Bu ay sabitfikir yüzünü peşimizi bırakmayan, kaybolmayan kitaplara yönelince, Kararsız Okur’da tarihin kaybolmayan, katman katman biriken yorumlarına ve soy bilime değinelim istedik ve tarihi romanları konuk ettik.
Liste:
1. Middlesex – Jeffrey Eugenides
a. “Yaşamanın insanı geleceğe değil geçmişe, çocukluğa ve ondan öncesine, ölüme taşıdığını kavrayacak kadar yaşlanmamıştım henüz.”
2. Puslu Kıtalar Atlası – İhsan Oktay Anar
a. “Gerçek olan biri beni düşlüyor. O gerçek, ben ise bir düş oluyorum.”

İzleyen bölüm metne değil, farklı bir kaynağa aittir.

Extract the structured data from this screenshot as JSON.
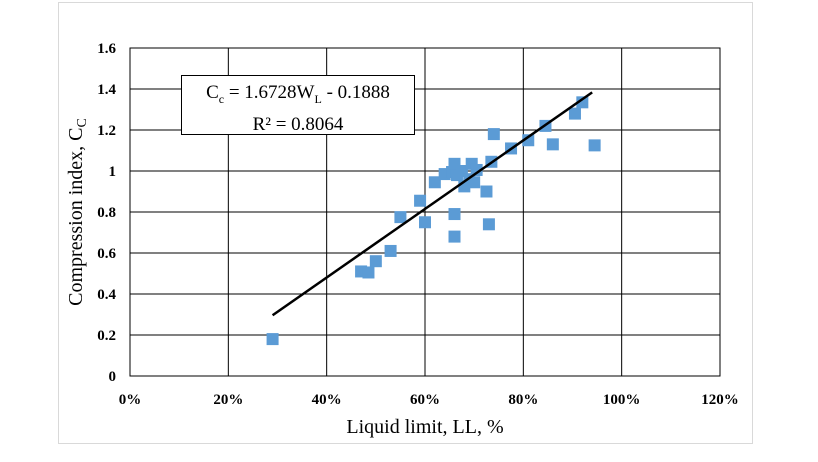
{
  "chart_data": {
    "type": "scatter",
    "title": "",
    "xlabel": "Liquid limit, LL, %",
    "ylabel_main": "Compression index, C",
    "ylabel_sub": "C",
    "xlim": [
      0,
      1.2
    ],
    "ylim": [
      0,
      1.6
    ],
    "x_ticks": [
      0,
      0.2,
      0.4,
      0.6,
      0.8,
      1.0,
      1.2
    ],
    "x_tick_labels": [
      "0%",
      "20%",
      "40%",
      "60%",
      "80%",
      "100%",
      "120%"
    ],
    "y_ticks": [
      0,
      0.2,
      0.4,
      0.6,
      0.8,
      1.0,
      1.2,
      1.4,
      1.6
    ],
    "y_tick_labels": [
      "0",
      "0.2",
      "0.4",
      "0.6",
      "0.8",
      "1",
      "1.2",
      "1.4",
      "1.6"
    ],
    "grid": true,
    "marker_color": "#5B9BD5",
    "trendline_color": "#000000",
    "points": [
      {
        "x": 0.29,
        "y": 0.18
      },
      {
        "x": 0.47,
        "y": 0.51
      },
      {
        "x": 0.485,
        "y": 0.505
      },
      {
        "x": 0.5,
        "y": 0.56
      },
      {
        "x": 0.53,
        "y": 0.61
      },
      {
        "x": 0.55,
        "y": 0.775
      },
      {
        "x": 0.59,
        "y": 0.855
      },
      {
        "x": 0.6,
        "y": 0.75
      },
      {
        "x": 0.62,
        "y": 0.945
      },
      {
        "x": 0.64,
        "y": 0.985
      },
      {
        "x": 0.655,
        "y": 0.995
      },
      {
        "x": 0.66,
        "y": 1.035
      },
      {
        "x": 0.665,
        "y": 0.98
      },
      {
        "x": 0.675,
        "y": 1.0
      },
      {
        "x": 0.68,
        "y": 0.925
      },
      {
        "x": 0.69,
        "y": 0.96
      },
      {
        "x": 0.695,
        "y": 1.035
      },
      {
        "x": 0.7,
        "y": 0.945
      },
      {
        "x": 0.705,
        "y": 1.005
      },
      {
        "x": 0.66,
        "y": 0.79
      },
      {
        "x": 0.66,
        "y": 0.68
      },
      {
        "x": 0.725,
        "y": 0.9
      },
      {
        "x": 0.73,
        "y": 0.74
      },
      {
        "x": 0.735,
        "y": 1.045
      },
      {
        "x": 0.74,
        "y": 1.18
      },
      {
        "x": 0.775,
        "y": 1.11
      },
      {
        "x": 0.81,
        "y": 1.15
      },
      {
        "x": 0.845,
        "y": 1.22
      },
      {
        "x": 0.86,
        "y": 1.13
      },
      {
        "x": 0.905,
        "y": 1.28
      },
      {
        "x": 0.92,
        "y": 1.335
      },
      {
        "x": 0.945,
        "y": 1.125
      }
    ],
    "trendline": {
      "x_start": 0.29,
      "x_end": 0.94,
      "slope": 1.6728,
      "intercept": -0.1888
    },
    "annotation": {
      "line1_prefix": "C",
      "line1_sub1": "c",
      "line1_mid": " = 1.6728W",
      "line1_sub2": "L",
      "line1_suffix": " - 0.1888",
      "line2": "R² = 0.8064"
    }
  }
}
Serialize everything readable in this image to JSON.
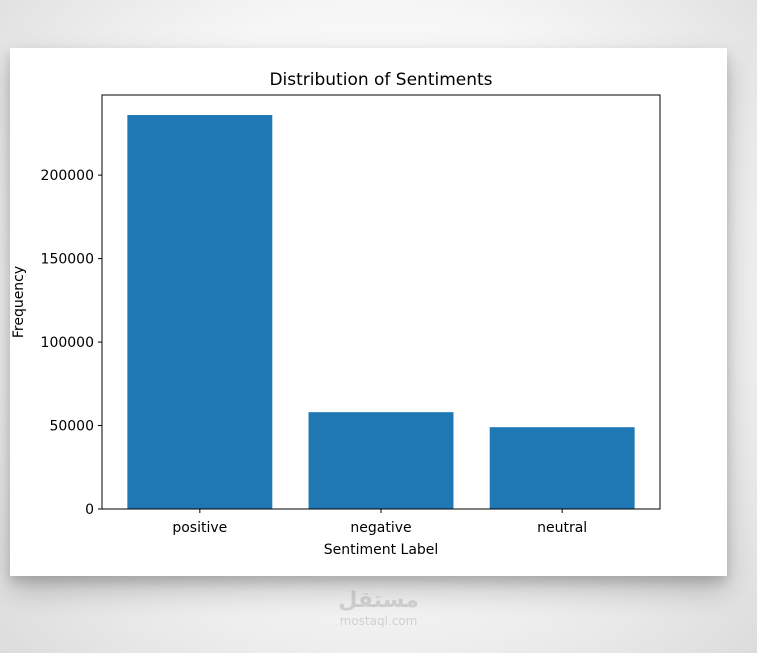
{
  "chart_data": {
    "type": "bar",
    "title": "Distribution of Sentiments",
    "xlabel": "Sentiment Label",
    "ylabel": "Frequency",
    "categories": [
      "positive",
      "negative",
      "neutral"
    ],
    "values": [
      236000,
      58000,
      49000
    ],
    "ylim": [
      0,
      248000
    ],
    "yticks": [
      0,
      50000,
      100000,
      150000,
      200000
    ],
    "ytick_labels": [
      "0",
      "50000",
      "100000",
      "150000",
      "200000"
    ],
    "bar_color": "#1f77b4",
    "grid": false
  },
  "watermark": {
    "logo": "مستقل",
    "text": "mostaql.com"
  }
}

3. Yeraltı Demiryolu – Colson Whitehead
a. “İnatçılar eğilmezlerse kırılırlardı ve ailesi Kuzey’deki merhametli beyazlar arasında uzun uzun yaşamıştı. Merhametli derken, insanı hemen öldürmediklerini kastediyordu. Güney’in bir farkı varsa, o da zencileri öldürmek konusunda sabırlı olmamasıydı.”
4. Gülün Adı – Umberto Eco
a. “Adın ne değeri var? Şu gülün adı değişse bile Kokmaz mı aynı güzellikte?”
5. Esir Şehrin İnsanları – Kemal Tahir
a. “Dünyada insanoğlu ne kadar rahatlayabilirdi... Çünkü aslında kendimizi acılara gene kendimiz sürüyoruz! Akıl her zaman doğru çalışmıyor, çeşitli hırslar, isteklerde yanılmaları kolaylaştırıyor."
6. Çocuk Geliyor – Han Kang
a. “İnsanlara inanmıyordu. Hiçbir yüz ifadesi , hiçbir gerçeğe , hiçbir hoş cümleye bile tamamen güvenmiyordu. Bir tek mütemadi şüpheler ve soğuk sorular içinde yaşamak zorunda olduğunu biliyordu.”
7. Ay ve Işıklar – Eleanor Catton
a. Catton’a en genç yaşında Booker Ödülü kazandıran kitap
b. “İnsan kara kara düşünürken ve yalnızken dünya ne kadar sessizce dönüyordu.”
8. Koku - Patrick Suskind
a. “Bu en soylu çiçeklerin ruhlarını çekip almak kolay olmuyordu, bayağı iltifatlar ederek kandırılmaları gerekiyordu.”
9. Veda - Ayşe Kulin
a. “Kimseye etmem şikayet ağlarım ben halime Titrerim mücrim gibi baktıkça istikbalime...”
10. Benim Adım Kırmızı – Orhan Pamuk
a. "Her resim bir hikaye anlatır,"dedim."Okuduğumuz kitabı güzelleştirmek için nakkaş, hikâyenin en güzel meclisini resmeder.”
11. Dağın Sesi – Yasunari Kawabata
a. “Geçmişi bundan böyle nasıl isterse öyle hatırlamakta özgürdü. Onu mazideki gerçeklerle yüzleştirecek üçüncü bir şahıs yoktu.”
12. Rüya Körü – Gürsel Korat
a. "Sonrayı göremeyen insanlar içindir neşe."
13. Doğu’nun Limanları - Amin Maalouf
a. “Bir insanın hayatının doğumuyla başladığına emin misiniz?…Benim hayatım doğumumdan yarım asır önce, boğazın kıyısında hiç görmediğim bir odada başladı.”
14. Lavinia – Ursula Le Guin
a. Büyük bir destanda küçük bir rolü olan güçlü bir kadının kendi destanı.
15. Ve Durgun Akardı Don – Mihail Şolohov
a. “Herhangi bir şey yapmak için hiçbir istek duymuyordu. Vaktiyle yaptıklarının hepsi de boşunaydı, şimdi bütün o yaptıkları ona gereksiz ve gerçekdışı geliyordu...”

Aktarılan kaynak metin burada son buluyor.